Para a OAB, por isso a necessidade de aumentar a fiscalização e o controle sobre os municípios que administram seus regimes de previdência, é cada vez maior. A instituição defende ainda que órgãos como o Ministério Público, o Ministério Público Federal e os tribunais de contas estreitem a relação com os municípios, no sentido de acompanhar e orientar a correta aplicação dos recursos. “Se houvesse efetivo controle, com certeza a situação não estaria como estar”, pontua o representante da instituição. 

 “Não sei para onde foi o dinheiro”, diz Prefeito de Floriano 

 Joel Rodrigues, prefeito de Floriano, município mais endividado junto ao RPPS, afirmou que vai investigar o destino das contribuições pagas pelos servidores à Previdência e que são descontadas mensamente dos salários. A dívida acumulada nos últimos três anos é de R$ 11.817.689,11, valor que não foi repassado ao Ministério da Fazenda. 


 "Vamos fazer um levantamento e procurar uma saída", garantou o prefeito Joel Rodrigues. (Fotos: Assis Fernandes/Jornal O Dia)


A prefeitura irá realizar no próximo dia 02 de março uma reunião com a equipe técnica para realizar um estudo do valor total e definir uma forma de quitar a dívida. Mas, de acordo com Joel Rodrigues, o município não tem de onde tirar receita para o pagamento e as contas da prefeitura podem ser bloqueadas a partir do próximo mês pelo TCE. “Vamos fazer um levantamento e procurar uma saída. 

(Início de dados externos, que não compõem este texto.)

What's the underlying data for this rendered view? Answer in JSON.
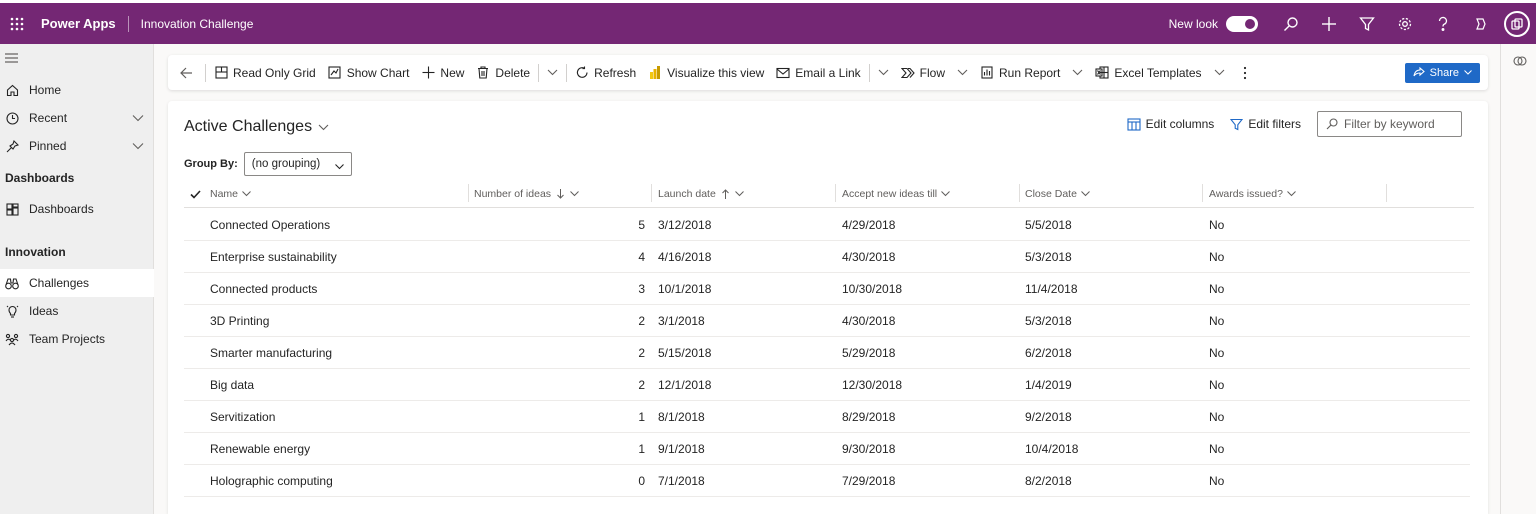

Vamos ter que parcelar porque não tem receita. As transferências que recebemos da União são destinadas para a Saúde, Educação e pagamento da folha. Não sobra quase nada”, explicou o gestor. Joel Rodrigues disse ainda que há a possibilidade de entrar com uma ação contra a gestão anterior, período em que a dívida foi contraída. “Não posso afirmar que houve desvio dos recursos, das contribuições dos servidores durante a gestão. Não sei para onde foi o dinheiro. Eu sei que vamos ter que tomar providências”, pontuou.

Segundo o gestor, a prefeitura possui dívidas altas com as pastas da administração e a prioridade, desde que assumiu, é quitar a folha de pagamento dos servidores. “Elencamos algumas prioridades e estamos tentando equacionar primeiro a folha de pagamento. Pagamos uma parte e parcelamos a outra porque não temos como pagar tudo de uma só vez”, ressaltou Joel. 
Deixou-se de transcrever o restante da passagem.